54.

Solo en su despacho, bailaba con su mujer de cartón. El reloj dio las doce. De nuevo el paso del tiempo le había sorprendido. Besó la foto, apagó el gramófono y guardó a Katia en un cajón. Se dio prisa en salir del Lutetia: iba a la Rue du Bac. Ahora iba casi todos los días.

Estaban a mediados de julio, hacía un tiempo espléndido; caminaba en mangas de camisa. Recorrió el Boulevard Raspail por la acera de la derecha, como siempre, aunque cuando transitaba por el Boulevard Saint-Germain lo hacía siempre por la acera de la izquierda, la opuesta a donde había arrestado a Marie. Aceleró el ritmo para recuperar el retraso.

—Tiene usted mala cara, Werner —dijo el padre cuando le abrió la puerta antes incluso de haber llamado.

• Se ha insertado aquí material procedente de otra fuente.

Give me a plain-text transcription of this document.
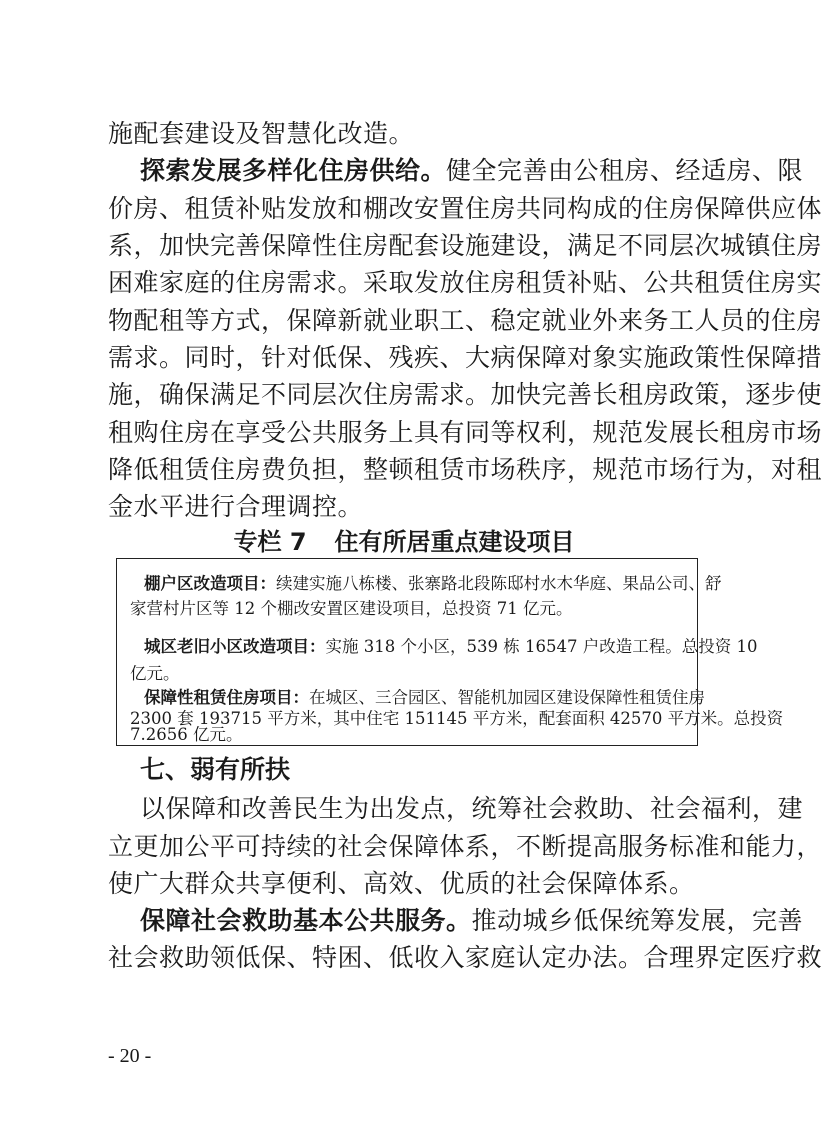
施配套建设及智慧化改造。
探索发展多样化住房供给。健全完善由公租房、经适房、限
价房、租赁补贴发放和棚改安置住房共同构成的住房保障供应体
系，加快完善保障性住房配套设施建设，满足不同层次城镇住房
困难家庭的住房需求。采取发放住房租赁补贴、公共租赁住房实
物配租等方式，保障新就业职工、稳定就业外来务工人员的住房
需求。同时，针对低保、残疾、大病保障对象实施政策性保障措
施，确保满足不同层次住房需求。加快完善长租房政策，逐步使
租购住房在享受公共服务上具有同等权利，规范发展长租房市场
降低租赁住房费负担，整顿租赁市场秩序，规范市场行为，对租
金水平进行合理调控。
专栏 7 住有所居重点建设项目
棚户区改造项目：续建实施八栋楼、张寨路北段陈邸村水木华庭、果品公司、舒
家营村片区等 12 个棚改安置区建设项目，总投资 71 亿元。
城区老旧小区改造项目：实施 318 个小区，539 栋 16547 户改造工程。总投资 10
亿元。
保障性租赁住房项目：在城区、三合园区、智能机加园区建设保障性租赁住房
2300 套 193715 平方米，其中住宅 151145 平方米，配套面积 42570 平方米。总投资
7.2656 亿元。
七、弱有所扶
以保障和改善民生为出发点，统筹社会救助、社会福利，建
立更加公平可持续的社会保障体系，不断提高服务标准和能力，
使广大群众共享便利、高效、优质的社会保障体系。
保障社会救助基本公共服务。推动城乡低保统筹发展，完善
社会救助领低保、特困、低收入家庭认定办法。合理界定医疗救
- 20 -
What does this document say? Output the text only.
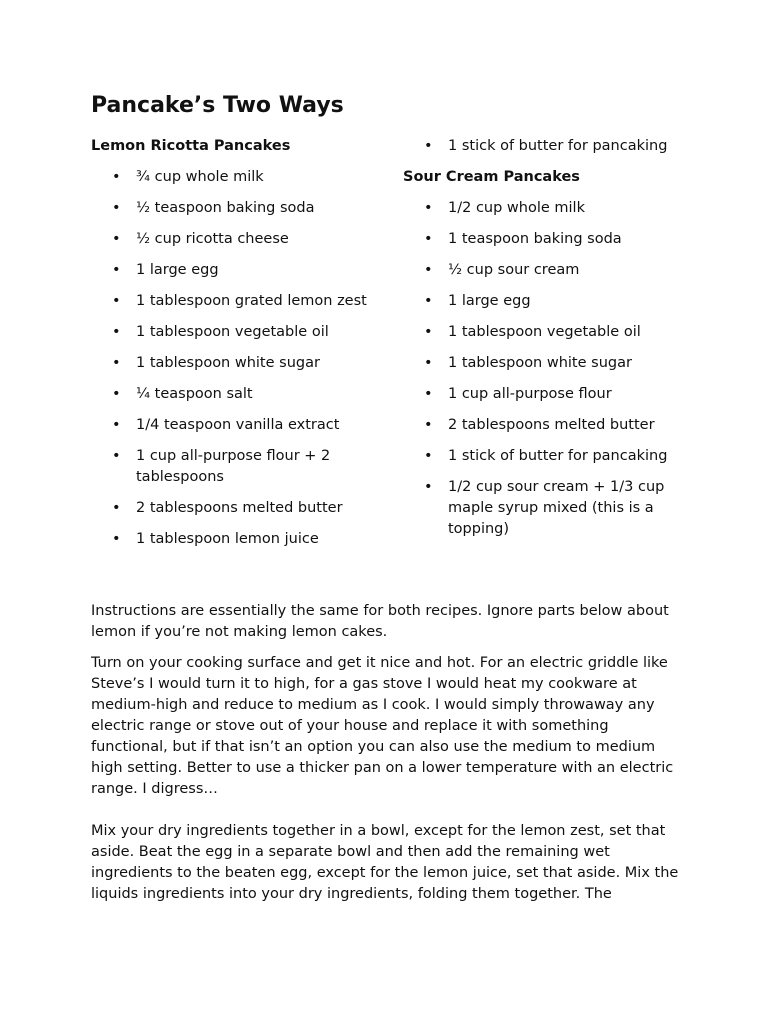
Pancake’s Two Ways
Lemon Ricotta Pancakes
• ¾ cup whole milk
• ½ teaspoon baking soda
• ½ cup ricotta cheese
• 1 large egg
• 1 tablespoon grated lemon zest
• 1 tablespoon vegetable oil
• 1 tablespoon white sugar
• ¼ teaspoon salt
• 1/4 teaspoon vanilla extract
• 1 cup all-purpose flour + 2 tablespoons
• 2 tablespoons melted butter
• 1 tablespoon lemon juice
• 1 stick of butter for pancaking
Sour Cream Pancakes
• 1/2 cup whole milk
• 1 teaspoon baking soda
• ½ cup sour cream
• 1 large egg
• 1 tablespoon vegetable oil
• 1 tablespoon white sugar
• 1 cup all-purpose flour
• 2 tablespoons melted butter
• 1 stick of butter for pancaking
• 1/2 cup sour cream + 1/3 cup maple syrup mixed (this is a topping)

Instructions are essentially the same for both recipes. Ignore parts below about lemon if you’re not making lemon cakes.

Turn on your cooking surface and get it nice and hot. For an electric griddle like Steve’s I would turn it to high, for a gas stove I would heat my cookware at medium-high and reduce to medium as I cook. I would simply throwaway any electric range or stove out of your house and replace it with something functional, but if that isn’t an option you can also use the medium to medium high setting. Better to use a thicker pan on a lower temperature with an electric range. I digress…

Mix your dry ingredients together in a bowl, except for the lemon zest, set that aside. Beat the egg in a separate bowl and then add the remaining wet ingredients to the beaten egg, except for the lemon juice, set that aside. Mix the liquids ingredients into your dry ingredients, folding them together. The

Le había esperado con el ojo en la mirilla. Kunszer entró; el piso olía a asado.

—Las jornadas son largas, señor —dijo el alemán excusándose.

—Hay que dormir. Por la noche hay que dormir. Por cierto, ¿dónde se aloja?

—Tengo una habitación.

—¿Dónde?

—En la Rue de Sèvres.

—Eso no está lejos.

—No.

—¡Entonces no se retrase para la comida, Werner! El asado está demasiado hecho. Los ingleses nunca se retrasan.

Kunszer sonrió: el padre se estaba recuperando. Desde hacía poco, comían incluso los platos que preparaba para su hijo. El asalto normando había alegrado al hombrecillo; se decía que el final de la guerra estaba próximo, su Paul-Émile volvería pronto.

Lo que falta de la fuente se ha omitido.